There is, for better or worse, no bright line about what is copyrightable. Unfortunately, a lot of the standard is "how deep are the pockets of the opposing party?" If you are Oracle and you want to sue Google, code which any normal person world consider trivial becomes precious intellectual property. Likewise, if you are Microsoft and you can find a proxy in SCO to sabotage Linux. If I, as a self-employed freelancer, contribute a couple lines to Python without a CLA, I'm not going to sue anyone. But if I accept a job with some huge tech company and sign standard employee agreements, they might, even against my wishes. On Mon, Feb 24, 2020, 10:39 AM Chris Angelico <rosuav@gmail.com> wrote:
On Tue, Feb 25, 2020 at 2:25 AM Antoine Pitrou <solipsis@pitrou.net> wrote:
On Mon, 24 Feb 2020 00:30:41 -0500 Kyle Stanley <aeros167@gmail.com> wrote:
In that case I'm not sure the author ought to get credit for the PR.
They
can file a bug pointing out the typo and someone else can submit a fix.
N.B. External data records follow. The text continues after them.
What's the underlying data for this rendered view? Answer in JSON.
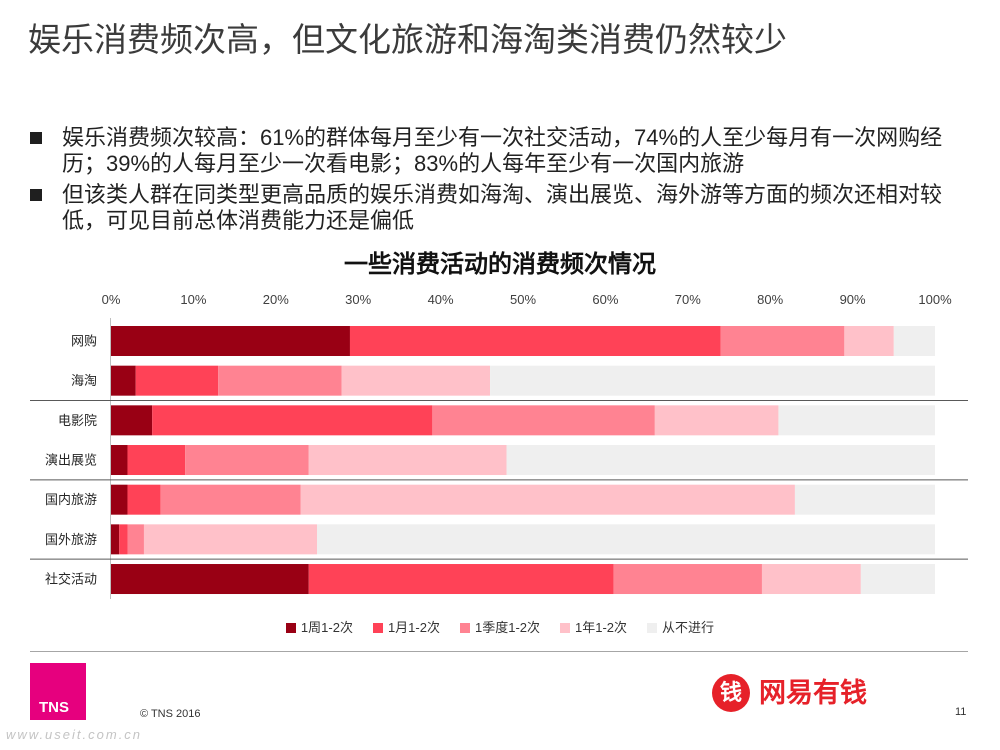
{
  "slide": {
    "title": "娱乐消费频次高，但文化旅游和海淘类消费仍然较少",
    "bullets": [
      {
        "lines": [
          "娱乐消费频次较高：61%的群体每月至少有一次社交活动，74%的人至少每月有一次网购经",
          "历；39%的人每月至少一次看电影；83%的人每年至少有一次国内旅游"
        ]
      },
      {
        "lines": [
          "但该类人群在同类型更高品质的娱乐消费如海淘、演出展览、海外游等方面的频次还相对较",
          "低，可见目前总体消费能力还是偏低"
        ]
      }
    ]
  },
  "chart_data": {
    "type": "bar",
    "orientation": "horizontal",
    "stacked": true,
    "title": "一些消费活动的消费频次情况",
    "categories": [
      "网购",
      "海淘",
      "电影院",
      "演出展览",
      "国内旅游",
      "国外旅游",
      "社交活动"
    ],
    "series": [
      {
        "name": "1周1-2次",
        "color": "#990014",
        "values": [
          29,
          3,
          5,
          2,
          2,
          1,
          24
        ]
      },
      {
        "name": "1月1-2次",
        "color": "#ff4257",
        "values": [
          45,
          10,
          34,
          7,
          4,
          1,
          37
        ]
      },
      {
        "name": "1季度1-2次",
        "color": "#ff8392",
        "values": [
          15,
          15,
          27,
          15,
          17,
          2,
          18
        ]
      },
      {
        "name": "1年1-2次",
        "color": "#ffc1c9",
        "values": [
          6,
          18,
          15,
          24,
          60,
          21,
          12
        ]
      },
      {
        "name": "从不进行",
        "color": "#efefef",
        "values": [
          5,
          54,
          19,
          52,
          17,
          75,
          9
        ]
      }
    ],
    "xlim": [
      0,
      100
    ],
    "x_ticks": [
      0,
      10,
      20,
      30,
      40,
      50,
      60,
      70,
      80,
      90,
      100
    ],
    "x_tick_labels": [
      "0%",
      "10%",
      "20%",
      "30%",
      "40%",
      "50%",
      "60%",
      "70%",
      "80%",
      "90%",
      "100%"
    ],
    "xlabel": "",
    "ylabel": "",
    "grid": false,
    "legend": "bottom"
  },
  "footer": {
    "tns_logo_text": "TNS",
    "copyright": "© TNS 2016",
    "brand_badge_char": "钱",
    "brand_name": "网易有钱",
    "page_number": "11",
    "watermark": "www.useit.com.cn"
  },
  "colors": {
    "tns_magenta": "#e6007e",
    "brand_red": "#e62129"
  }
}
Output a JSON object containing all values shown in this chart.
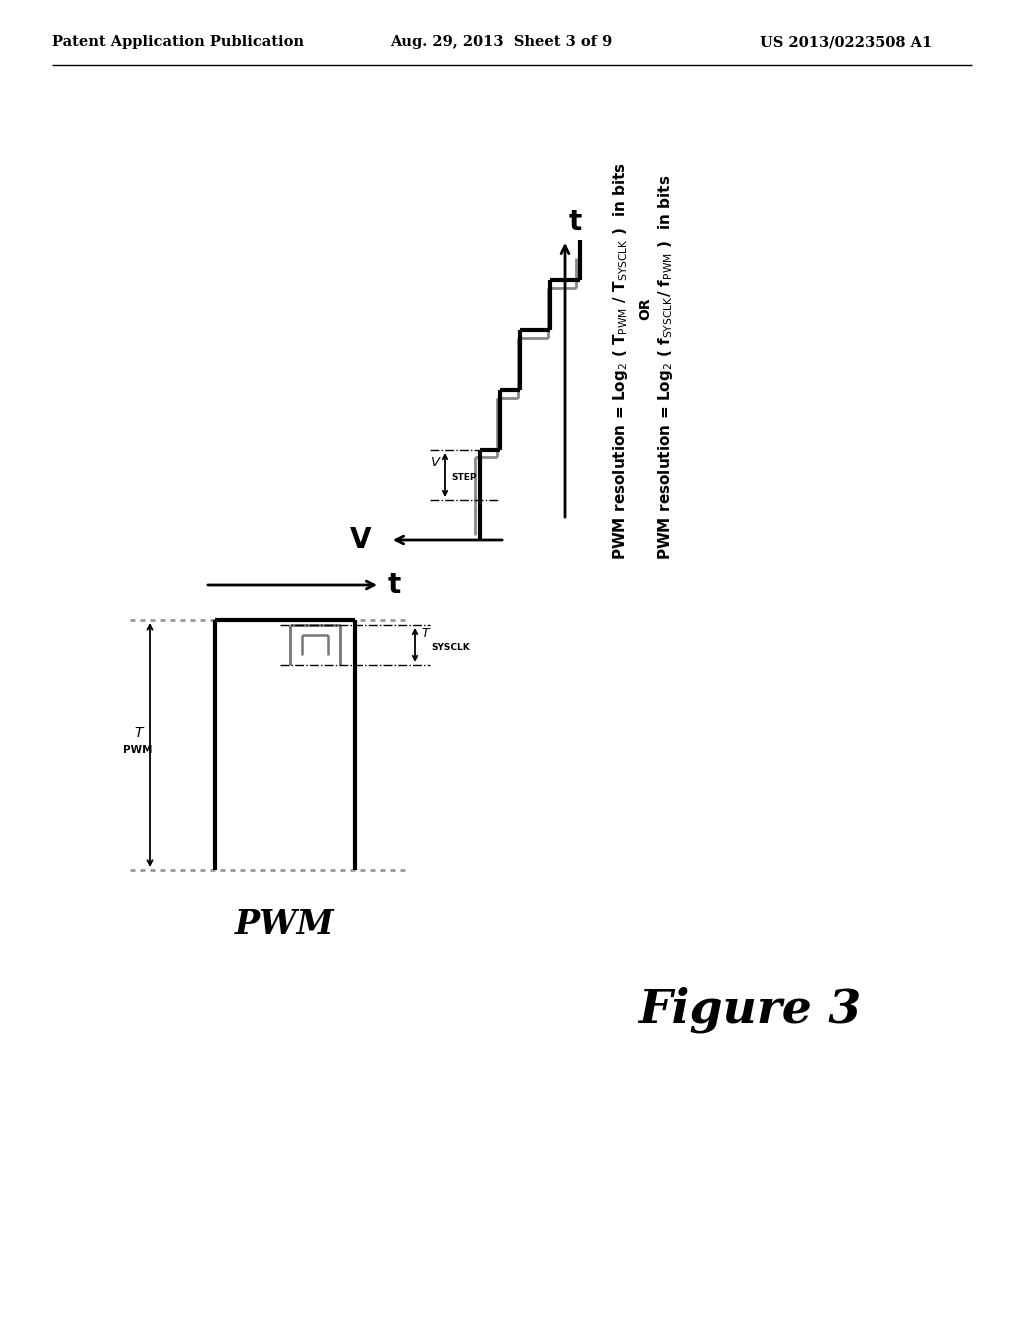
{
  "bg_color": "#ffffff",
  "header_left": "Patent Application Publication",
  "header_center": "Aug. 29, 2013  Sheet 3 of 9",
  "header_right": "US 2013/0223508 A1"
}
That sounds like a reasonable solution to me; even for more substantial issues (if signing the CLA is a genuine issue). I think there are a fair number of individuals out there who just want to fix something and aren't concerned with attributions or long-term contributions; they just want to fix the issue for themselves or perhaps for altruistic reasons.
I'd like to point out that the relevant perspective here isn't PSF policy as much as copyright law. Something as trivial as a typo fix for sure isn't copyrightable, so there's no point in requiring a CLA for it. For more involved changes, things are less clear, and a court would be the final authority; but that's admittedly an argument for erring on the side of caution and requiring a CLA for *any* non-trivial change.
I don't think anyone disputes that the CLA is needed for any non-trivial change. The question is, what constitutes a non-trivial change? Is it subjective? What's the smallest copyrightable edit (which may or may not be related to the smallest copyrightable piece of text)? Does it depend on context - is fixing a link more trivial than fixing a piece of English?
It'd be great to get a lawyer's firm stance on this. On the PEPs repo, I've merged a good few simple PRs, and don't want to be putting the PSF into legal trouble.